Within the scenes and human interaction that Lucas writes, he also gives voice to his characters’ internal thoughts, letting them speak them out loud as asides to the audience. These are not asides like Shakespeare’s, which are rarely and quickly said. Lucas’ asides are insights into a character’s real reaction to a situation. They happen sometimes over the top of others’ speech, often become monologues in themselves, and give the audience a chance to see further into a character than usual. In the midst of conversation, argument, or (otherwise) silent scenes, the audience hears what characters are thinking at any given moment. However, because these asides are visceral reactions, other characters will occasionally intuit things they cannot hear. The audience hears in the character’s minds what other characters read from their faces and silences. These “psychic asides,” as Lucas calls them, create a distinction between the way characters are seen by others the way they are seen by themselves (and in this case the audience).
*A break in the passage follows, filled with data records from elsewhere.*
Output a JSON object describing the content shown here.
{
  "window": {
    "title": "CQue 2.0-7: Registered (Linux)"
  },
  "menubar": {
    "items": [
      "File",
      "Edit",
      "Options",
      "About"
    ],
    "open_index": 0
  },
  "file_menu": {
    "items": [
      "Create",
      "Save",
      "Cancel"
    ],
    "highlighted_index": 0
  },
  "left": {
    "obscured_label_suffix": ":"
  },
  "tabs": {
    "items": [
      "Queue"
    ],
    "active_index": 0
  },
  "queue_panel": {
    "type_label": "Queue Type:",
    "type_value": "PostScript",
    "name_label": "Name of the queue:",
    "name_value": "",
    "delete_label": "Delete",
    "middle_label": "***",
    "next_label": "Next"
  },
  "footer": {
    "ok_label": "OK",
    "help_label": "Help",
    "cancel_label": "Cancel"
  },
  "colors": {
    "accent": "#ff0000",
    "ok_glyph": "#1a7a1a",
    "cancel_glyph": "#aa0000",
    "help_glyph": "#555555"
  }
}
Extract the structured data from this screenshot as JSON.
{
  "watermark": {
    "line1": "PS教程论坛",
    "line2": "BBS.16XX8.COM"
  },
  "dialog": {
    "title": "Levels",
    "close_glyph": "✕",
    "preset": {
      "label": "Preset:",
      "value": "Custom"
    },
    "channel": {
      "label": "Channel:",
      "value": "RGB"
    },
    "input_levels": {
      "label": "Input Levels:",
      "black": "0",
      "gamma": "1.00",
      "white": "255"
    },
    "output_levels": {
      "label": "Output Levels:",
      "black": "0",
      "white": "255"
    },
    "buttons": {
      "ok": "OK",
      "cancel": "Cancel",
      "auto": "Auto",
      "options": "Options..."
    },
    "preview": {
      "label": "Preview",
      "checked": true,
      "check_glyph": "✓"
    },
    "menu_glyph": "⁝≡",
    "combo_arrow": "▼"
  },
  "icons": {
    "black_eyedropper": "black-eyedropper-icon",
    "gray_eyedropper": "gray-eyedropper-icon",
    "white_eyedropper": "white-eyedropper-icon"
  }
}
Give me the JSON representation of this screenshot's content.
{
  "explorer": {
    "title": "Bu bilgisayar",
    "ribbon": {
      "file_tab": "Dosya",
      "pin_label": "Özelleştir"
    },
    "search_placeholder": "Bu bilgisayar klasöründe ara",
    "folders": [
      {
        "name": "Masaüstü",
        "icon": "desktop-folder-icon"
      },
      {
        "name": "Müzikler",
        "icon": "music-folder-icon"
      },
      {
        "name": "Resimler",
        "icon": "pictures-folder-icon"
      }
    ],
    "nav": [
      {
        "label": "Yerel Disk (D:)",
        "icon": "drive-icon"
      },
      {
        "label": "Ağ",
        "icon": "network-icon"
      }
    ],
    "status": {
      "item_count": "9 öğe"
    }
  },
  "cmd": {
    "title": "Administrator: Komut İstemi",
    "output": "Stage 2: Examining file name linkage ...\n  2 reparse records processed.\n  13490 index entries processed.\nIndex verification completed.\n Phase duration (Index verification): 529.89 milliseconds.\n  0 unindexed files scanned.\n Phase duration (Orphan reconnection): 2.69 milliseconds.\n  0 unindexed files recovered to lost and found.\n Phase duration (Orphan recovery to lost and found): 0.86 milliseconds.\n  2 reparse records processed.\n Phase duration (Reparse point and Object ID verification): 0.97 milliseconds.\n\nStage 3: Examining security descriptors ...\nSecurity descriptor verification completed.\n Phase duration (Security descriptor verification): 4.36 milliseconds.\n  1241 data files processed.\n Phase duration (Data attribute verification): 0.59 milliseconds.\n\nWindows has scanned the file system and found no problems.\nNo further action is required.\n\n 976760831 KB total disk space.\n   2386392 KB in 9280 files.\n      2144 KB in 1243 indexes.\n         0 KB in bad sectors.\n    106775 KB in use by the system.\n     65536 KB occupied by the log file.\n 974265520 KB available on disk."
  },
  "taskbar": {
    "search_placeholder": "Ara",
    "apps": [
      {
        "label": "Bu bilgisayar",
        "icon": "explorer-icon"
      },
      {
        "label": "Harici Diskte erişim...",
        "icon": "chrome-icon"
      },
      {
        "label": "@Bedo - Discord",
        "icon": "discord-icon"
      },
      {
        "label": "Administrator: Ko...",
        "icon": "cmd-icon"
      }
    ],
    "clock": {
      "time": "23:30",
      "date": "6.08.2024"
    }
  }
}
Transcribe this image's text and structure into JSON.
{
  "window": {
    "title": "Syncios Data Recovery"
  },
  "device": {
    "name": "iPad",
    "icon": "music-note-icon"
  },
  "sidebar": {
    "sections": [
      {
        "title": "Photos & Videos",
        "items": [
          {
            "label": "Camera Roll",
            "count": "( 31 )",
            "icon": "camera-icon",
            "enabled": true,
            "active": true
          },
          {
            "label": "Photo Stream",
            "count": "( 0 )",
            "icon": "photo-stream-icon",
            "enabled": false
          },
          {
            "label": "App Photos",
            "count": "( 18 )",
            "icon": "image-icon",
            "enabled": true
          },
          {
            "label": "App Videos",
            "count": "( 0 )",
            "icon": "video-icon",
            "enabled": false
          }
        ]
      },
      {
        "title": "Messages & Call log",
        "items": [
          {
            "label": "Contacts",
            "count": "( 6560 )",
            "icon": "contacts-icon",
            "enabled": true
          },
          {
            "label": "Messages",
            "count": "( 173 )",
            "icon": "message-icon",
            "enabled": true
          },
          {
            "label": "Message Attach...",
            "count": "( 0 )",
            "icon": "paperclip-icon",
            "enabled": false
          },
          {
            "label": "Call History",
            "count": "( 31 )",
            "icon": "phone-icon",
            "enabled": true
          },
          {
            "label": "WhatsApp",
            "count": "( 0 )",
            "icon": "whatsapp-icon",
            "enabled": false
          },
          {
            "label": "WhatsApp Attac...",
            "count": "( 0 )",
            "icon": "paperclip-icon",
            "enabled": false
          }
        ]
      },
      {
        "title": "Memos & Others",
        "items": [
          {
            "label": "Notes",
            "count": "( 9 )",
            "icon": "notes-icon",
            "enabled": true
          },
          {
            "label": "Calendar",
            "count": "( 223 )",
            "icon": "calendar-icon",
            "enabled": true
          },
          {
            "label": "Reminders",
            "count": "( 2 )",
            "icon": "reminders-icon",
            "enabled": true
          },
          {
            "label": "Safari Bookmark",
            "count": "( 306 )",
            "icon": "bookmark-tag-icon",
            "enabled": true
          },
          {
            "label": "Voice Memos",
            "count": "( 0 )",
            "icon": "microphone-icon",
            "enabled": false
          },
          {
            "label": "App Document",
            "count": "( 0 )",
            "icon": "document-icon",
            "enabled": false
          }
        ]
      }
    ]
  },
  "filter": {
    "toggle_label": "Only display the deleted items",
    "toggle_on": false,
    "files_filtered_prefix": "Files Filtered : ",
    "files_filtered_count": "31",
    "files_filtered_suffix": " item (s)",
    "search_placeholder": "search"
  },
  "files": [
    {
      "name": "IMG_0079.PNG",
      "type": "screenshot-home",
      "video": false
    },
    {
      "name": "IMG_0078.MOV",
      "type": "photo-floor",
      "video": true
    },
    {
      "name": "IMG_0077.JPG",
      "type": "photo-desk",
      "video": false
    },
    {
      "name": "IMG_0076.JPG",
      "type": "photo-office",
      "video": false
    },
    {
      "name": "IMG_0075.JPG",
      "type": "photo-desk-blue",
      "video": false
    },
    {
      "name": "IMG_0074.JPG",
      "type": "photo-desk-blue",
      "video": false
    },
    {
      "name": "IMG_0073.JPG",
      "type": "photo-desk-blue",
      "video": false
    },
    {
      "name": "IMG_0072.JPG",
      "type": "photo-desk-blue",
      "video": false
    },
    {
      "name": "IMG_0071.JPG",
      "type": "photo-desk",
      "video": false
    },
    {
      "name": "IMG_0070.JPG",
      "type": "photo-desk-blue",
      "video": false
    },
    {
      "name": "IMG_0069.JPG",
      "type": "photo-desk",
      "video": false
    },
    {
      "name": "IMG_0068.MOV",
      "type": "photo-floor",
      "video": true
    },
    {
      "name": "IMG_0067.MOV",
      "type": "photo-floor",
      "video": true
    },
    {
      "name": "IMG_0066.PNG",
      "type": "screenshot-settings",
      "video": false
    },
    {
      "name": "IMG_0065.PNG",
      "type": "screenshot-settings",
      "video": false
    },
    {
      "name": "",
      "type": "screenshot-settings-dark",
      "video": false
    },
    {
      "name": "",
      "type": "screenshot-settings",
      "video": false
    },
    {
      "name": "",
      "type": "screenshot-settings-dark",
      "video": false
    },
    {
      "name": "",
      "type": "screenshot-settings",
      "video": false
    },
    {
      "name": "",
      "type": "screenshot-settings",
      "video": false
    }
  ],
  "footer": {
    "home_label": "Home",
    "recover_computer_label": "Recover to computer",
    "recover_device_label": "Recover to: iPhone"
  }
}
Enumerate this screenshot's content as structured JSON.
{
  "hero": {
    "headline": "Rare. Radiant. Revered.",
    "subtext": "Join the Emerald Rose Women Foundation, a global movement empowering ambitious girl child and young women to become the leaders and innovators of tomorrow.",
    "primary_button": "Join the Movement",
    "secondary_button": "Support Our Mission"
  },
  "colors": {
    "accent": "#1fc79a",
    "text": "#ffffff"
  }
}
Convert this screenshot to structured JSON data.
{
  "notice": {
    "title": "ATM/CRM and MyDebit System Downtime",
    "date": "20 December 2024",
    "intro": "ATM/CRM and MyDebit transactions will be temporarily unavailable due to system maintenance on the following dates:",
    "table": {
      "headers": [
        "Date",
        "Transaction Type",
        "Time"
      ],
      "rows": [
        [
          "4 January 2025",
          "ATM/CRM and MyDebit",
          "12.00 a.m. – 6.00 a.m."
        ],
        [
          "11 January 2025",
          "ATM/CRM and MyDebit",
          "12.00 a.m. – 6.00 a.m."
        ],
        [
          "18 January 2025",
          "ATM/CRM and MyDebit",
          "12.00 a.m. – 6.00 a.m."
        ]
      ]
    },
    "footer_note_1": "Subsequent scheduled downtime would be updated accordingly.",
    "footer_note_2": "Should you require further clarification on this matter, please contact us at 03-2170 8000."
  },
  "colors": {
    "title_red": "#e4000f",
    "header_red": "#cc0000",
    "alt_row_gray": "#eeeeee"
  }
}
A sixth character, Dolores Endler (Kimberly King), interacts only with the audience for most of the play. Her monologues tell us the story of returning to her childhood home in the country to care for an ailing mother, while dealing with her often frustrating relationship with the absent Charles, a workaholic psychiatrist in the city. Because Dolores converses only with the audience, all of her lines are analogous to the other character’s “psychic asides,” and we do not get the other/self distinction that the rest of the characters create. Until nearly the end, she seems to have a storyline quite unconnected to the rest of the characters.

Photo by Chris Bennion

Bartlett Sher’s direction is nearly undetectable, which is of course the sign of brilliant direction; the staging is clean and crisp and uses everything to its best effect. John McDermott’s set—at the beginning a simple, blank thrust stage—is created by taking various props (a couch, bed, a TV, chairs, etc) on and off as they are needed, which lends a sparse feel to the production, complementing the complexity and rawness of the characters. The lighting (Stephen Strawbridge) and sound (Stephen LeGrand) are similarly crisp and effective, creating spaces out of blank stage. For example, in the first scene, Billy and Tad meet at a gas station, which is composed only of the two actors, mimed gas pumps, and the precise sounds of the environment around them, including the beeps of the credit card machine. The actors are each phenomenal. They make Lucas’ unusual asides as natural as any other lines, and they inhabit their characters to perfection. All this combines to support the story and create a seamless, whole production.

Austin’s last monologue is an outpouring of disordered, desperate lessons spoken to his son, things learned too late in Austin’s life, but with the potential to help Billy, if he could hear them. In essence, he tells us nothing we do not already know. But he reminds us, forcefully and eloquently, of the few clear and simple things that should guide our actions, interactions, and choices; of how we should be in the world. “Charity. Civility. Sacrifice. Contemplation. Those are the pillars of human history,” he says; we can only hope that this is not lost on Billy, Tad, Marianne and the rest of those who still have the ability to change the world.